1. Engage the supply chain to build resilience – Contractors and suppliers are integral to the delivery of company operations. With so many complex challenges to overcome to be successful in AMP8 (and therefore be ready for AMP9), companies need to secure significant quantities of quality resources and apply innovation. However, contractors and suppliers are looking for stable revenue and cashflow, and with a booming UK infrastructure market, the sector will face stiff competition to ensure these skills and resource don’t go elsewhere. Longer term collaborative deals have been much talked about, but now is the time for companies and their supply chains to put these in place. These arrangements will provide stable access to expertise and innovation, critical to both delivering Long-Term Delivery strategies (LTDS) and also dealing with more reactive and unpredictable incidents which are increasingly common with ageing asset bases and greater extremes driven by climate change.
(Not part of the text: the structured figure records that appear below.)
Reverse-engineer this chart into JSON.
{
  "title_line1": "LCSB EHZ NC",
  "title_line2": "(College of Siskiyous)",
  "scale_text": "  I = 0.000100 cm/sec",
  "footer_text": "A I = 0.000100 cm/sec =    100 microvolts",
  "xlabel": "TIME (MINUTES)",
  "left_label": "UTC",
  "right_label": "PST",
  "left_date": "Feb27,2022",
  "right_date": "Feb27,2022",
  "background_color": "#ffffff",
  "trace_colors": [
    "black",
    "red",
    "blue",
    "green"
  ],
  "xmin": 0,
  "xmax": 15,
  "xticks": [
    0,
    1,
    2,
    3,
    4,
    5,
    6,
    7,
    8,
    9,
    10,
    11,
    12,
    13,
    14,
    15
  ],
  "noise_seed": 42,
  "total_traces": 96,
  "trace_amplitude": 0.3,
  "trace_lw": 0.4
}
2. Build robust commodity strategies – Given current market conditions,there is limited benefit in companies trying to act if they are not already hedged on energy and power purchase agreements. But there is time to put in place forward measures to capitalise on energy from waste, photovoltaics, battery storage, and other energy self-sufficiency plans. The more they can lessen the impacts of market volatility, the greater their ability to focus resources on core (and ever challenging) operations and the achievement of customer and stakeholder ambitions. Buying club models can also combat inflation and scarcity of supply in other areas. We are seeing a significant uptake in willingness to collaborate on purchase of chemicals, critical spares and equipment which has uncertain or long lead times, but to do this companies need to have flexible procurement arrangements in place.
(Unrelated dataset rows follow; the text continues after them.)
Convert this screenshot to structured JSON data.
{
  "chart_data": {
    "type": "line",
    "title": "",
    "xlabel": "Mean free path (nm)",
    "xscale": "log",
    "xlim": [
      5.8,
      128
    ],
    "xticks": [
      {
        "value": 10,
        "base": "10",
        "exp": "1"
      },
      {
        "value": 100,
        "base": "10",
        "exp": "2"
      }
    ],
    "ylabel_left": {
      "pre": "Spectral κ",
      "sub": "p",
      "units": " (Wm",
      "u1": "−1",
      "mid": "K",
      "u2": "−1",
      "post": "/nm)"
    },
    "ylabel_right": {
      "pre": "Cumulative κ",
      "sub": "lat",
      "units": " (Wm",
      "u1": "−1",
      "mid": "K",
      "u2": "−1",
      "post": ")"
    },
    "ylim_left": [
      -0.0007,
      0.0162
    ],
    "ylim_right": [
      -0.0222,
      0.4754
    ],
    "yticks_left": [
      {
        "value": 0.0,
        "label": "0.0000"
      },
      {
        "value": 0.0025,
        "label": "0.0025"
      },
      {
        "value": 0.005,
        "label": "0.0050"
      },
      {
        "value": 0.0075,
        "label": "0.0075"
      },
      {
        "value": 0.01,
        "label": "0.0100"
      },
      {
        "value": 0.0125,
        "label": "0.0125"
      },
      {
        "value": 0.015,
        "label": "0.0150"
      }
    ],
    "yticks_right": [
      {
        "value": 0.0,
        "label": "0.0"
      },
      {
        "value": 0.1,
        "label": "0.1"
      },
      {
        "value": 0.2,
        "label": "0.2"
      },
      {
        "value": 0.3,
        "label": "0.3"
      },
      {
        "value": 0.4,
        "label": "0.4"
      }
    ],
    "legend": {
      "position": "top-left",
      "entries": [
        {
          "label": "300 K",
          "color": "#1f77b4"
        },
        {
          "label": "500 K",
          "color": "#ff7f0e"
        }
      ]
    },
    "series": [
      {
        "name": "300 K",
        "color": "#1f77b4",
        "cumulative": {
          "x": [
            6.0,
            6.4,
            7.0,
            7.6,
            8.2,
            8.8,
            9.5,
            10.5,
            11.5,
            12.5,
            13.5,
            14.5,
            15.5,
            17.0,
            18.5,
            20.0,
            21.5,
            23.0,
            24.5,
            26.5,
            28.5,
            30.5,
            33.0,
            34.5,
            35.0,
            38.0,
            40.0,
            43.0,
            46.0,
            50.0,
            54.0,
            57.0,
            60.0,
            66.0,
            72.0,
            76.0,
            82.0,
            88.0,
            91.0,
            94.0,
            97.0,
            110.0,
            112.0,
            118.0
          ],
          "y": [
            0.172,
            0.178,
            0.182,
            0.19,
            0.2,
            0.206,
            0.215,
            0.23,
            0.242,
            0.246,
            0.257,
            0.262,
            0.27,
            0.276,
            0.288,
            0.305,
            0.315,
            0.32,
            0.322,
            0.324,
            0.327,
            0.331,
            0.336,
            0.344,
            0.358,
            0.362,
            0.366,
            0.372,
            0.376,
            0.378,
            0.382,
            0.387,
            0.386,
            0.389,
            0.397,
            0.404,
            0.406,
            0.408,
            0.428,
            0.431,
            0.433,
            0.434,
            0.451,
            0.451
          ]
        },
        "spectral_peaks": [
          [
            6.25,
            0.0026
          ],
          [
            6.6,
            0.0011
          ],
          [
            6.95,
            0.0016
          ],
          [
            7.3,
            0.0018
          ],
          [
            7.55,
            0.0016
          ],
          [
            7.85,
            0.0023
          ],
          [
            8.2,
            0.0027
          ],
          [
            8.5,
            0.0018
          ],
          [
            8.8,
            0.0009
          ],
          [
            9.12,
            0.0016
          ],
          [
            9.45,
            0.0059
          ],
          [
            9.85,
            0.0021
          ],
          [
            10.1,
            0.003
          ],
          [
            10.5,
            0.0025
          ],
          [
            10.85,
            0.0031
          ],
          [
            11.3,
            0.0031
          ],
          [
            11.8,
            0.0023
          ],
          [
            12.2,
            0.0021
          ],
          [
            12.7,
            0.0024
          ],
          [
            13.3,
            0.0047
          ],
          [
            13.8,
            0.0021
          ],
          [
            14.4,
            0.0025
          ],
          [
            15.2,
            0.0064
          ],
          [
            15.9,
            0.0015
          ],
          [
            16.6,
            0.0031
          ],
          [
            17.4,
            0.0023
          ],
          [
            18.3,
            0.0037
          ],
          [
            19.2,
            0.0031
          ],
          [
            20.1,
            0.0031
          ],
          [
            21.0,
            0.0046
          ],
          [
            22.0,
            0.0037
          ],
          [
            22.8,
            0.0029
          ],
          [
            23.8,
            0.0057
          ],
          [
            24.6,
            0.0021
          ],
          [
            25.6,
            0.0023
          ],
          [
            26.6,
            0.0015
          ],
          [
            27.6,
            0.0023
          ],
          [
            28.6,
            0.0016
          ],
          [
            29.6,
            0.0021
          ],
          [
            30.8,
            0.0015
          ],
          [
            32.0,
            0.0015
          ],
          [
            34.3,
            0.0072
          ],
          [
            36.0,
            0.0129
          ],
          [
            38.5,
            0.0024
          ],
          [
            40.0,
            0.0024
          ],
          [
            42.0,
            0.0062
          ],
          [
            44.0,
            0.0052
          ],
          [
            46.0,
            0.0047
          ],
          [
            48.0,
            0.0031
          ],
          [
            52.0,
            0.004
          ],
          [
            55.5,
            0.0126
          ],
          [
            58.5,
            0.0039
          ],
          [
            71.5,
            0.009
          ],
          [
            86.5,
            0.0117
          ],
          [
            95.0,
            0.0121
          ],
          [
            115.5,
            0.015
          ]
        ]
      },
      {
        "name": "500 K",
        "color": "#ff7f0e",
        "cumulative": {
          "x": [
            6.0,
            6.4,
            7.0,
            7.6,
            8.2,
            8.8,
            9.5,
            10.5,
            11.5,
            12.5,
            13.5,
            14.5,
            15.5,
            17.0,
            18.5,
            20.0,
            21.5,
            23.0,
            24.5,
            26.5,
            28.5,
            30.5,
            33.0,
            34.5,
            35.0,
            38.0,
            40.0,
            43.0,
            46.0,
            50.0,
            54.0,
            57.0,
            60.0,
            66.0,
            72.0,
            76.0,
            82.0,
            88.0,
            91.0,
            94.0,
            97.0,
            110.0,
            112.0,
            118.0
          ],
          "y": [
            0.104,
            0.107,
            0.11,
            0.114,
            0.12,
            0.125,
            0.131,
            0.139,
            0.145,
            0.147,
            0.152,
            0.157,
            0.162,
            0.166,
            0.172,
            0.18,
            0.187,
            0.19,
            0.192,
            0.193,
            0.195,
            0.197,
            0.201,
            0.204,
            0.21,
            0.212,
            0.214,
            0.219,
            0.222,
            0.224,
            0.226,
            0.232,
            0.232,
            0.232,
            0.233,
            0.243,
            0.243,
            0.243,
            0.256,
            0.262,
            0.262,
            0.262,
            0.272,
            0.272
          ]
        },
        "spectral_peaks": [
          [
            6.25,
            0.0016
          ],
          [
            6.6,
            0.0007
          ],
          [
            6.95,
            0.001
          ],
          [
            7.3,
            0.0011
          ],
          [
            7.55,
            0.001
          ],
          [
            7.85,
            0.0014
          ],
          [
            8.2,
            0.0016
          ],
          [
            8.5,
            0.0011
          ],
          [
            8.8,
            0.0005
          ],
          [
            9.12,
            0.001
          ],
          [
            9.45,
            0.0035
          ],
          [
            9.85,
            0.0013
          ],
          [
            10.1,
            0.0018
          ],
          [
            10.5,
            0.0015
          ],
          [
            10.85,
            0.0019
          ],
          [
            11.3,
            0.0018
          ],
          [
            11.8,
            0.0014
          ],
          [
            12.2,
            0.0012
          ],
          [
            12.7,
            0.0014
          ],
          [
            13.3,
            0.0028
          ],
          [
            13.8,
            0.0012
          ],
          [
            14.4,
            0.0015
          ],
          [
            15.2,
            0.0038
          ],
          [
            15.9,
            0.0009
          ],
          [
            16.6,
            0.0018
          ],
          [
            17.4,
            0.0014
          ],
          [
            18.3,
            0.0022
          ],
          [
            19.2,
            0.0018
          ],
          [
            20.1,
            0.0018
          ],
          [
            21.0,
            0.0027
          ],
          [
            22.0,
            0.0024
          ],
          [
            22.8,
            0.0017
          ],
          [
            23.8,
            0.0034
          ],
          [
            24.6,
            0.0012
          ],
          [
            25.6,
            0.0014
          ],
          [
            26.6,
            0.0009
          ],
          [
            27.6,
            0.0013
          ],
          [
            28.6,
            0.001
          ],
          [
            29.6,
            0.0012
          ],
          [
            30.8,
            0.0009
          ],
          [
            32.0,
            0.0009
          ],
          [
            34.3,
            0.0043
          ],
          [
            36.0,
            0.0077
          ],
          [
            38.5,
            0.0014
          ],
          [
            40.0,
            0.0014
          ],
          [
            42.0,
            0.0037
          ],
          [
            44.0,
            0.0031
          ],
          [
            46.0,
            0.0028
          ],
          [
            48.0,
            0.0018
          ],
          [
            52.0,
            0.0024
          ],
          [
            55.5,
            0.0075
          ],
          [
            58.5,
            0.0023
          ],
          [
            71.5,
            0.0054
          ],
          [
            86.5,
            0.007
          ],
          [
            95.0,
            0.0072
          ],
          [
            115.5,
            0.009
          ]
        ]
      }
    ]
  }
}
3. Asset insight driven long-term planning – There is no shortage of guidance on asset and system planning, with WRMP, DWMP and WINEP now being supplemented with a need for LTDS. To make evidence- based decisions to guide these plans and strategies requires stronger asset intelligence. This greater asset insight will allow companies to use their existing infrastructure and resource more efficiently. There is still much to do across the sector to improve the quality of asset data, how it is stored, maintained and used. Technology is not the constraint it used to be in gaining greater asset intelligence. Companies should focus on the insight required to develop plans and the quality of data needed to generate that insight. Committing to the unglamourous activities of data management and process compliance will help the industry truly understand the risk and resilience in its asset base, and Ofwat should provide a level of reward and recognition for this in how it adjudicates on base cost allowances.

Crisis to opportunity
The industry is at a tipping point, with drought now taking over from the CSO and pollution in driving public opinion about the sector’s performance. Affordability and customer service challenges persist, and financeability is emerging as a challenge given asset performance risk and uncertainty.PR24, and the requirement for LTDSs, present the perfect opportunity for companies to respond to this by doing something dramatically different – be that innovative supply chain engagement mechanisms and commodity purchase arrangements or approaches to asset insight generation. Now is the time to really make a step change. Ofwat is looking for ambition, and the industry is looking to commit to something different. The sector needs to shift its artillery towards building credible and exciting execution plans to deliver on the vision and ambition we all share for the sector.